Broadchurch series 3 episode 3 review
Hardy and Miller struggle to narrow down the suspects in the latest episode of Broadchurch series 3…
This article comes from Den of Geek UK.
This review contains spoilers.
“It’s a scarily wide net right now” said Miller about the search for Trish’s rapist. She’s not wrong. This week’s episode was all about the depressingly high number of plausible suspects. Ian doesn’t have an alibi. Cath has reason to think it could have been Jim. We were left thinking it was Lucas. Then there’s Ed, Leo, the caterer, the band, the owner of Axehampton House and roughly fifty other men, all of whom have yet to be ruled out.
Ellie’s moment of apprehension about that hooded dog walker showed just how widely the suspicion spreads. The bleakness of the picture was summed up by Cath and Trish’s crumbling certainty about the attacker not being somebody they knew. “A few drinks…” started Cath, letting us finish her thought that any man, given the right (or wrong) circumstances, could be responsible.
Cath and Trish’s conversation recalled Beth’s hardened “We know” to Miller’s series one protest that the list she and Mark had drawn up of Danny’s potential killers comprised only their friends. If Broadchurch had one overarching lesson it might be that you never know what ordinary people are capable of.
That applies both ways, of course – to horrific acts but also to resilience and strength. Beth’s “we will not let them win” speech after Trish offered her condolences for Danny’s death was this week’s most moving scene. It was also heartening to see Trish take Beth’s advice and turn to her friend. I hope anyone watching who felt similarly isolated would do the same.
It does feel as though there’s an element of public service about this series of Broadchurch. Beth’s gentle, straightforward approach to Trish offers a helpful template for how to talk to people going through trauma, and the ongoing discussion of the case provides useful dos and don’ts when discussing rape. Do give the survivor credence, don’t assume—as Ed does—that rape only happens to a certain kind of woman, do remember that, in Ellie’s words “it was about power and control, not sex”… Real care has obviously been taken to ensure that the subject is treated responsibly.
Perhaps though, a little too responsibly for realism. Without criticising wholly admirable intentions, it has felt over the previous three weeks as though we’re being schooled in the correct attitude towards rape instead of watching it play out with recognisable ugliness through the town’s community. Rather that, of course, than the story promulgating harmful stereotypes, but there’s still something a little too perfect and unimpeachable in the response we’ve seen so far. One of Broadchurch’s joys is in grounding unimaginable crimes in a real-feeling world (Olivia Colman eating a scotch egg on a sea wall is all I’ve ever wanted from television), and this feels like one area where good intentions may be clouding the drama’s credibility.
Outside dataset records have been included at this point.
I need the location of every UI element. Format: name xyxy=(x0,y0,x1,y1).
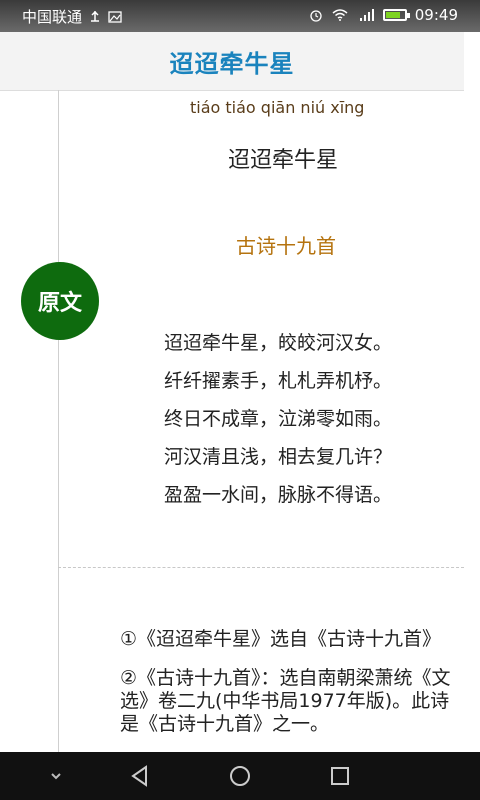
status-bar: 中国联通 09:49 xyxy=(0,0,480,32)
poem-line: 迢迢牵牛星，皎皎河汉女。 xyxy=(164,332,393,354)
navigation-bar xyxy=(0,752,480,800)
poem-body: 迢迢牵牛星，皎皎河汉女。 纤纤擢素手，札札弄机杼。 终日不成章，泣涕零如雨。 河… xyxy=(164,324,392,514)
right-edge xyxy=(464,32,480,752)
usb-icon xyxy=(91,10,100,22)
status-right: 09:49 xyxy=(309,6,458,24)
poem-pinyin: tiáo tiáo qiān niú xīng xyxy=(190,98,365,117)
battery-icon xyxy=(382,9,410,21)
wifi-icon xyxy=(332,9,348,21)
alarm-icon xyxy=(310,10,322,22)
timeline-line xyxy=(58,90,59,752)
back-icon[interactable] xyxy=(128,764,152,788)
poem-line: 纤纤擢素手，札札弄机杼。 xyxy=(164,370,393,392)
note-item: ①《迢迢牵牛星》选自《古诗十九首》 xyxy=(120,628,442,650)
image-icon xyxy=(108,10,122,23)
clock: 09:49 xyxy=(414,6,458,24)
note-item: ②《古诗十九首》：选自南朝梁萧统《文选》卷二九(中华书局1977年版)。此诗是《… xyxy=(120,667,451,735)
section-badge-original: 原文 xyxy=(21,262,99,340)
content-scroll[interactable]: tiáo tiáo qiān niú xīng 迢迢牵牛星 古诗十九首 原文 迢… xyxy=(0,90,464,752)
poem-line: 河汉清且浅，相去复几许？ xyxy=(164,446,393,468)
notes-section: ①《迢迢牵牛星》选自《古诗十九首》 ②《古诗十九首》：选自南朝梁萧统《文选》卷二… xyxy=(120,628,462,752)
status-left: 中国联通 xyxy=(22,6,122,27)
section-divider xyxy=(58,567,464,568)
poem-line: 终日不成章，泣涕零如雨。 xyxy=(164,408,393,430)
poem-line: 盈盈一水间，脉脉不得语。 xyxy=(164,484,393,506)
app-header: 迢迢牵牛星 xyxy=(0,32,464,91)
signal-icon xyxy=(359,9,374,21)
home-icon[interactable] xyxy=(228,764,252,788)
recent-apps-icon[interactable] xyxy=(328,764,352,788)
poem-source[interactable]: 古诗十九首 xyxy=(236,230,336,259)
page-title: 迢迢牵牛星 xyxy=(169,49,295,78)
poem-title: 迢迢牵牛星 xyxy=(228,148,339,173)
chevron-down-icon[interactable] xyxy=(44,764,68,788)
carrier-label: 中国联通 xyxy=(22,8,83,26)
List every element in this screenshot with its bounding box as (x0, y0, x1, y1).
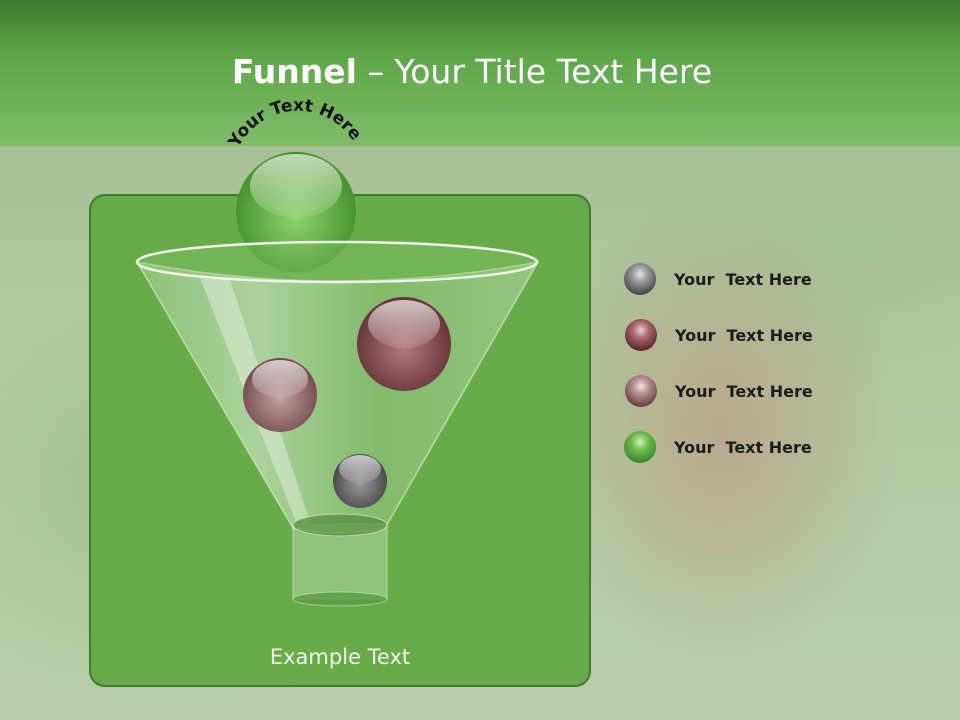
legend-label: Your Text Here (675, 325, 813, 345)
legend-ball-green-icon (624, 431, 656, 463)
panel-caption[interactable]: Example Text (89, 645, 591, 669)
funnel-graphic: Your Text Here (135, 96, 540, 607)
legend-item-4[interactable]: Your Text Here (624, 430, 812, 464)
ball-rose-medium (243, 358, 317, 432)
legend-label: Your Text Here (675, 381, 813, 401)
legend-ball-gray-icon (624, 263, 656, 295)
legend-label: Your Text Here (674, 437, 812, 457)
legend-ball-rose-icon (625, 375, 657, 407)
legend-item-2[interactable]: Your Text Here (625, 318, 813, 352)
legend-item-3[interactable]: Your Text Here (625, 374, 813, 408)
legend-label: Your Text Here (674, 269, 812, 289)
arc-text[interactable]: Your Text Here (224, 96, 365, 152)
ball-gray-small (333, 454, 387, 508)
legend-ball-red-icon (625, 319, 657, 351)
funnel-spout (292, 513, 388, 607)
legend-item-1[interactable]: Your Text Here (624, 262, 812, 296)
ball-red-large (357, 297, 451, 391)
As a crime mystery, the nature of the beast does that well enough on its own, especially at this slightly wearying everyone’s-a-suspect stage. The fog of suspicion settling over multiple heads may be a requirement of the genre, but it doesn’t half make it difficult to see people’s faces.
Making us suspect everyone is a trick designed to draw an audience in, but it also distances us. Instead of meeting new characters like Trish’s husband Ian, we put them under surveillance, mentally going through their bins for scraps of evidence and analysing each cough and pause to see if They Did It. Scenes are written to create the maximum ambiguity, not to reveal the maximum human truth. Ian’s response to learning his wife had been raped was contrived to keep us guessing, not to show us anything real.
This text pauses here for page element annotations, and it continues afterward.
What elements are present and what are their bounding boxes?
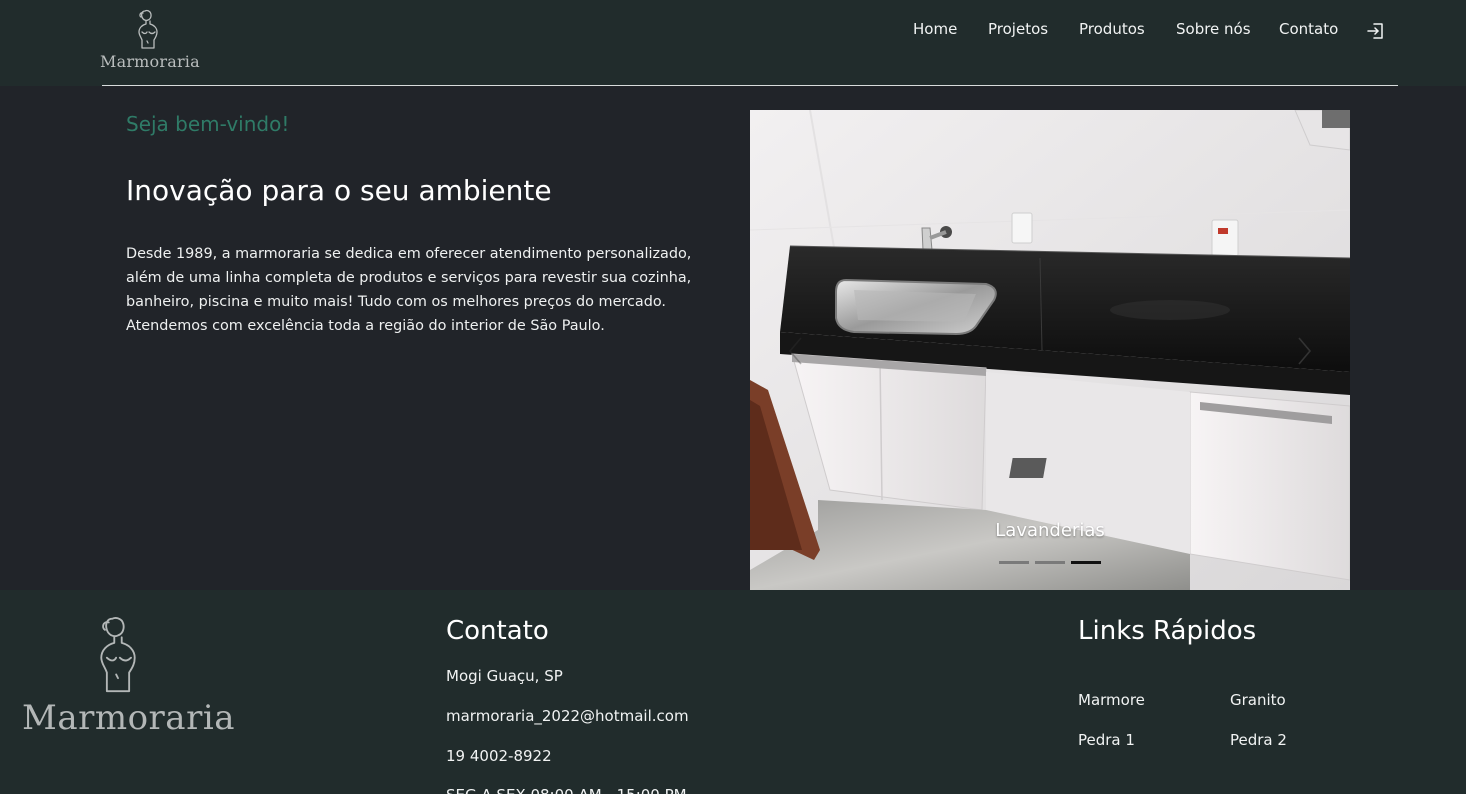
header-logo-text: Marmoraria: [100, 52, 200, 71]
link-granito[interactable]: Granito: [1230, 691, 1286, 709]
carousel-indicator-2[interactable]: [1035, 561, 1065, 564]
nav-produtos[interactable]: Produtos: [1079, 20, 1145, 38]
contact-phone[interactable]: 19 4002-8922: [446, 747, 552, 765]
nav-contato[interactable]: Contato: [1279, 20, 1338, 38]
image-carousel[interactable]: Lavanderias: [750, 110, 1350, 590]
chevron-left-icon[interactable]: [786, 336, 806, 366]
footer-logo-text: Marmoraria: [22, 698, 235, 738]
contact-hours: SEG A SEX 08:00 AM - 15:00 PM: [446, 786, 687, 794]
nav-sobre-nos[interactable]: Sobre nós: [1176, 20, 1251, 38]
nav-projetos[interactable]: Projetos: [988, 20, 1048, 38]
hero-title: Inovação para o seu ambiente: [126, 174, 552, 207]
hero-description: Desde 1989, a marmoraria se dedica em of…: [126, 246, 692, 334]
header-divider: [102, 85, 1398, 86]
contact-email[interactable]: marmoraria_2022@hotmail.com: [446, 707, 689, 725]
carousel-caption: Lavanderias: [995, 520, 1105, 541]
link-marmore[interactable]: Marmore: [1078, 691, 1145, 709]
site-header: [0, 0, 1466, 86]
footer-logo[interactable]: Marmoraria: [22, 612, 234, 742]
contact-heading: Contato: [446, 616, 549, 646]
contact-location: Mogi Guaçu, SP: [446, 667, 563, 685]
sign-in-icon[interactable]: [1366, 21, 1386, 41]
welcome-text: Seja bem-vindo!: [126, 112, 290, 136]
link-pedra-1[interactable]: Pedra 1: [1078, 731, 1135, 749]
chevron-right-icon[interactable]: [1294, 336, 1314, 366]
carousel-indicator-3[interactable]: [1071, 561, 1101, 564]
carousel-indicator-1[interactable]: [999, 561, 1029, 564]
quick-links-heading: Links Rápidos: [1078, 616, 1257, 646]
nav-home[interactable]: Home: [913, 20, 957, 38]
link-pedra-2[interactable]: Pedra 2: [1230, 731, 1287, 749]
laundry-countertop-photo: [750, 110, 1350, 590]
main-nav: Home Projetos Produtos Sobre nós Contato: [0, 20, 1466, 42]
statue-logo-icon: [100, 617, 136, 693]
That’s where the continuation of the series one characters pays off. Mark, Beth, Miller and Hardy are all allowed to get on with being characters and not suspects; they provide the pain, pathos and warmth while we play the guessing game with everybody else.
That’s not to say the investigation is only there as a device; it’s also building something thematically meaningful. From Leo’s workplace pin-ups to Tom’s fascination with the porn on his phone to the dubious contents of Ian’s laptop to Lucas’ serial adultery—and all of it under the shadow of the attack on Trish—Broadchurch is painting an unflattering picture of modern male sexuality. The case is making Hardy ashamed to be a man? It’s little wonder.